Poin lainnya, RUU ini tak bisa menjerat perilaku perzinaan di luar nikah yang dilakukan suka sama suka. Sehingga, RUU ini sebenarnya sangat bertentangan dengan sila pertama Pancasila, yaitu Ketuhanan Yang Maha Esa. Serta sangat jelas bertentangan dengan Islam.
Islam sebagai pandangan hidup, jelas memberikan solusi bagi segala permasalahan hidup manusia. Khususnya dalam kasus kejahatan seksual. Solusi datang baik untuk penanggulangannya (kuratif) maupun pencegahannya (preventif). Solusi dalam pandangan Islam ini meliputi tiga mekanisme.
Pertama, menerapkan sistem pergaulan Islam yang mengatur interaksi laki-laki dan perempuan baik dalam ranah sosial maupun privat. Tentu saja dasar dari sistem pergaulan ini adalah akidah Islam. Sistem Islam juga akan menutup celah bagi aktivitas yang mengumbar aurat atau sensualitas di tempat umum. Sebab, kejahatan seksual bisa dipicu rangsangan dari luar yang kemudian memengaruhi naluri seksual (gharizah an-nau’).
Islam membatasi interaksi laki-laki dan perempuan kecuali di sektor yang memang membutuhkan interaksi tersebut, seperti pendidikan (sekolah), ekonomi (perdagangan, pasar) dan kesehatan (rumah sakit, klinik, dll).

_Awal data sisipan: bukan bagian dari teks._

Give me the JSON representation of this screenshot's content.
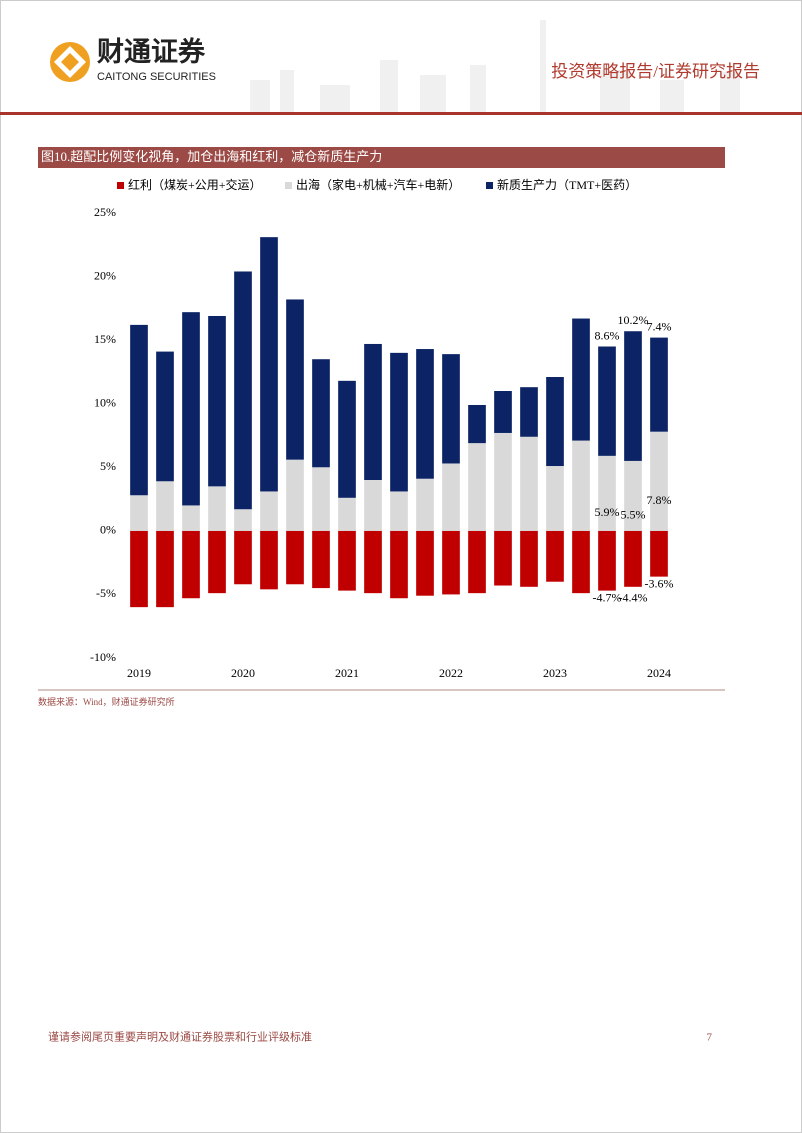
{
  "header": {
    "company_cn": "财通证券",
    "company_en": "CAITONG SECURITIES",
    "report_type": "投资策略报告/证券研究报告"
  },
  "figure_title": "图10.超配比例变化视角，加仓出海和红利，减仓新质生产力",
  "chart_data": {
    "type": "stacked-bar",
    "categories": [
      "2019",
      null,
      null,
      null,
      "2020",
      null,
      null,
      null,
      "2021",
      null,
      null,
      null,
      "2022",
      null,
      null,
      null,
      "2023",
      null,
      null,
      null,
      "2024"
    ],
    "series": [
      {
        "name": "红利（煤炭+公用+交运）",
        "color": "#c00000",
        "values": [
          -6.0,
          -6.0,
          -5.3,
          -4.9,
          -4.2,
          -4.6,
          -4.2,
          -4.5,
          -4.7,
          -4.9,
          -5.3,
          -5.1,
          -5.0,
          -4.9,
          -4.3,
          -4.4,
          -4.0,
          -4.9,
          -4.7,
          -4.4,
          -3.6
        ],
        "value_labels": [
          null,
          null,
          null,
          null,
          null,
          null,
          null,
          null,
          null,
          null,
          null,
          null,
          null,
          null,
          null,
          null,
          null,
          null,
          "-4.7%",
          "-4.4%",
          "-3.6%"
        ]
      },
      {
        "name": "出海（家电+机械+汽车+电新）",
        "color": "#d9d9d9",
        "values": [
          2.8,
          3.9,
          2.0,
          3.5,
          1.7,
          3.1,
          5.6,
          5.0,
          2.6,
          4.0,
          3.1,
          4.1,
          5.3,
          6.9,
          7.7,
          7.4,
          5.1,
          7.1,
          5.9,
          5.5,
          7.8
        ],
        "value_labels": [
          null,
          null,
          null,
          null,
          null,
          null,
          null,
          null,
          null,
          null,
          null,
          null,
          null,
          null,
          null,
          null,
          null,
          null,
          "5.9%",
          "5.5%",
          "7.8%"
        ]
      },
      {
        "name": "新质生产力（TMT+医药）",
        "color": "#0c2466",
        "values": [
          13.4,
          10.2,
          15.2,
          13.4,
          18.7,
          20.0,
          12.6,
          8.5,
          9.2,
          10.7,
          10.9,
          10.2,
          8.6,
          3.0,
          3.3,
          3.9,
          7.0,
          9.6,
          8.6,
          10.2,
          7.4
        ],
        "value_labels": [
          null,
          null,
          null,
          null,
          null,
          null,
          null,
          null,
          null,
          null,
          null,
          null,
          null,
          null,
          null,
          null,
          null,
          null,
          "8.6%",
          "10.2%",
          "7.4%"
        ]
      }
    ],
    "ylim": [
      -10,
      25
    ],
    "yticks": [
      {
        "value": -10,
        "label": "-10%"
      },
      {
        "value": -5,
        "label": "-5%"
      },
      {
        "value": 0,
        "label": "0%"
      },
      {
        "value": 5,
        "label": "5%"
      },
      {
        "value": 10,
        "label": "10%"
      },
      {
        "value": 15,
        "label": "15%"
      },
      {
        "value": 20,
        "label": "20%"
      },
      {
        "value": 25,
        "label": "25%"
      }
    ],
    "grid": false,
    "legend": "top"
  },
  "source": "数据来源：Wind，财通证券研究所",
  "footer": {
    "disclaimer": "谨请参阅尾页重要声明及财通证券股票和行业评级标准",
    "page_number": "7"
  }
}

Kedua, Islam memiliki sistem kontrol sosial berupa amar ma'ruf nahi munkar. Saling menasihati dalam kebaikan dan ketakwaan, juga menyelisihi terhadap segala bentuk kemaksiatan. Tentu semuanya dilakukan dengan cara yang baik. Sebagaimana yang dicontohkan oleh Rasulullah saw.
Ketiga, Islam memiliki sistem sanksi yang tegas terhadap pelaku kejahatan seksual. Contohnya, sanksi bagi pelaku tindak pemerkosaan berupa had zinâ, yaitu dirajam (dilempari batu) hingga mati, jika pelakunya muhshan (sudah menikah) dan dijilid (dicambuk) 100 kali dan diasingkan selama setahun, jika pelakunya ghairu muhshan (belum menikah). Hukuman tegas ini akan memberikan efek jera (zawajir) kepada si pelaku, sekaligus menjadi penghapus dosa (jawabir) yang telah dilakukannya ketika sampai waktunya di yaumul hisab nanti.

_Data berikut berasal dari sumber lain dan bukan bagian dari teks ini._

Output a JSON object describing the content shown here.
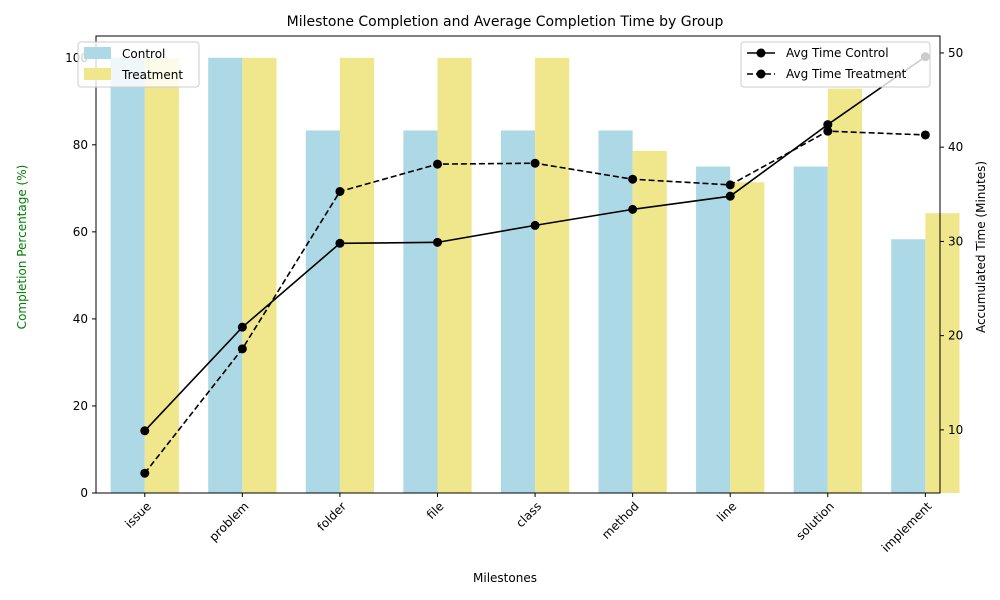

Ketiga mekanisme Islam yang sangat baik ini akan terlaksana dengan baik jika ada institusi yang melaksanakan syariat Islam secara kaffah atau keseluruhan. Yaitu dengan tegaknya Daulah Khilafah Islamiyah, bukan institusi sekuler liberal seperti demokrasi atau yang lainnya. Wallahu a’lam bish-shawwab.